The bug, if not fixed, can allow hackers use the software’s Secure Channel technology, which handles SSL and TLS encryption, to take over the computer. Unsuspecting users only need to visit a maliciously coded website to trigger the bug, after which cyber criminals can swipe cryptographic keys and theoretically spy on all their communications. Windows users are, therefore, being urged to download updates.
Windows users need not panic since they can simply grab the fix and move on though it will continue to be a headache for employers or sites visited by them because most companies are cautious about installing updates- not wanting to get into infrastructure problems. Those keen to avoid such attacks, however, will have no option but to update their software as soon as possible.

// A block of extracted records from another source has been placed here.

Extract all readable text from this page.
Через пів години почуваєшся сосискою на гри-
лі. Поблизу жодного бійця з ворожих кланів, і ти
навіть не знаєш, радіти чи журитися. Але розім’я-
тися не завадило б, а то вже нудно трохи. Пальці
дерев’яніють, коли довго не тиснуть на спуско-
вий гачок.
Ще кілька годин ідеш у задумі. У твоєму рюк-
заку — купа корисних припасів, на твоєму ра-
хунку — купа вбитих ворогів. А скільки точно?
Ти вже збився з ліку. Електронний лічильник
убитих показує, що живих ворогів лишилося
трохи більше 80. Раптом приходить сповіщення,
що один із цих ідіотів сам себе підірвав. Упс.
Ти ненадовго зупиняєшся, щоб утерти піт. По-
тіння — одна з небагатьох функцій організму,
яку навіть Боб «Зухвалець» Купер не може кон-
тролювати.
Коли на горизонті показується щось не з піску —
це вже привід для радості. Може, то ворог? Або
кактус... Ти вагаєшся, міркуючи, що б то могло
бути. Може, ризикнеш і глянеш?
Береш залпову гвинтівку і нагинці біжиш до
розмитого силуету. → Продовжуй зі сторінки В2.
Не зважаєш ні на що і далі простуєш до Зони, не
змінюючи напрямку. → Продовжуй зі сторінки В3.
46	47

Microsoft has addressed the problem in its monthly security update – releasing 14 patches, with two more expected to be rolled out soon.
In a blog post explaining the vulnerability in depth, IBM researcher Robert Freeman wrote: “The bug can be used by an attacker for drive-by attacks to reliably run code remotely and take over the user’s machine.”
A drive-by attack, in computer security, typically refers to users downloading malicious software.
The vulnerability has been graded as 9.3 out of a possible 10 on the Common Vulnerability Scoring System (CVSS), a measure of severity in computer security.
WinShock is being compared to other major problems with the operating system which came to light earlier this year. The Heartbleed bug, for example. Experts are worried that with the problem being made public, there could be lots of attacks on out-of-date machines. The bug would have probably been worth more than six figures had it been sold to criminal hackers, the researchers added. Gavin Millard, from Tenable Network Security, said the fact there had been no known attacks yet should not dampen concerns.